At 5 for 45 $ (CAD) on eBay for untested NKT213 and with my misadventure with a non-functional 2N6027 for my Woodpecker pedal bought on eBay, I'm on the defensive side...

Smallbear, Tayda or Mouser don't have any NKT213 so I'm looking for something close enough.

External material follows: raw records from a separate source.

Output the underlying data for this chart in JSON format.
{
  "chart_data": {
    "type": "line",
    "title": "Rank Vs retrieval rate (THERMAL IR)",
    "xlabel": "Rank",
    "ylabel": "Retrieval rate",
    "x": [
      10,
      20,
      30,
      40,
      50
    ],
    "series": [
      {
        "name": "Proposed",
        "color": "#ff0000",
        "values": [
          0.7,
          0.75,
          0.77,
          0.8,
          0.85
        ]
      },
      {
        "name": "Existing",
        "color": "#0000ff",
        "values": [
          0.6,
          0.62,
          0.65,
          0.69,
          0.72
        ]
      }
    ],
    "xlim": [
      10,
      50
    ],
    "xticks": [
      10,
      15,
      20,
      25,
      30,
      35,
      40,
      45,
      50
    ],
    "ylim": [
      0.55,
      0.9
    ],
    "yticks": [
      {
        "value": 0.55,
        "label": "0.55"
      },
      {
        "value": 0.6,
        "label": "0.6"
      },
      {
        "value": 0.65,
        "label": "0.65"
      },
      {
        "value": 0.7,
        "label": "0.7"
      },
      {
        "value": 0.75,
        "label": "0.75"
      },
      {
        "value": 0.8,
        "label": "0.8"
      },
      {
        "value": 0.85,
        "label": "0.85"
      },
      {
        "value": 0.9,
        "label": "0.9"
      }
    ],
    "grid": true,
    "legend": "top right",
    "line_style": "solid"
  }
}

I've seen this that gave me hope but I'm not sure what to do:





						8 Transistor Germanio AC125 NOS Tone Bender OC81D OC75 NKT275 NKT213 for sale | eBay
					

Find great deals on eBay for 8 Transistor Germanio AC125 NOS Tone Bender OC81D OC75 NKT275 NKT213. Shop with confidence.



					www.ebay.ca
				




Any suggestions are welcome. 

I'm a big Robert Fripp fan (saw KC or Fripp perform 16 times), it's why I want to build that one. I know it will not give me his talent...


----------



## Jovi Bon Kenobi (Oct 6, 2019)

Does Smallbear ship to Quebec? I pick up a matched generic PNP Buzzaround set there for a decent price. HFE's should be...
Q1 ~ 60
Q2 ~ 80
Q3 ~ 120 (with high leakage)


----------



## Nostradoomus (Oct 6, 2019)

Most any PnP germanium in those ranges should work fine. Some make the circuit come alive, others not so much. I buy big bags of cheap ones from eastern Europe and socket em to play around. The hype and corksniffin’ around certain old transistors is ridiculous 99.9% of the time.


----------



## Dali (Oct 6, 2019)

Jovi Bon Kenobi said:


> Does Smallbear ship to Quebec? I pick up a matched generic PNP Buzzaround set there for a decent price. HFE's should be...



You mean this ? 








						Transistor Set - Buzzaround PNP Generic
					






					smallbear-electronics.mybigcommerce.com
				




They seems to ship to Canada. Yeah.


----------



## Jovi Bon Kenobi (Oct 6, 2019)

If you are curious, mine came with 2sb77s and Motorola something in Q3. Sounds great. But, like nostradoomus said, play around. Consider buying rough sorted lots in the ranges needed. They don't need to all match by make/brand.


----------



## Jovi Bon Kenobi (Oct 6, 2019)

According to Chuck, Q3 is the trick. It needs to be leaky.


----------



## Chuck D. Bones (Oct 6, 2019)

For sure.  Q1 & Q2 don't need to be anything special, but Q3 gotta be just right.  Use sockets.  There is no magic part number, try any Ge PNP you can get your hands on.  Check this thread.


----------



## Dali (Oct 7, 2019)

Chuck D. Bones said:


> For sure.  Q1 & Q2 don't need to be anything special, but Q3 gotta be just right.  Use sockets.  There is no magic part number, try any Ge PNP you can get your hands on.  Check this thread.


@Chuck D. Bones , it looks you didn't paste the link...


----------



## Chuck D. Bones (Oct 7, 2019)

Oops.  Link is there now.


----------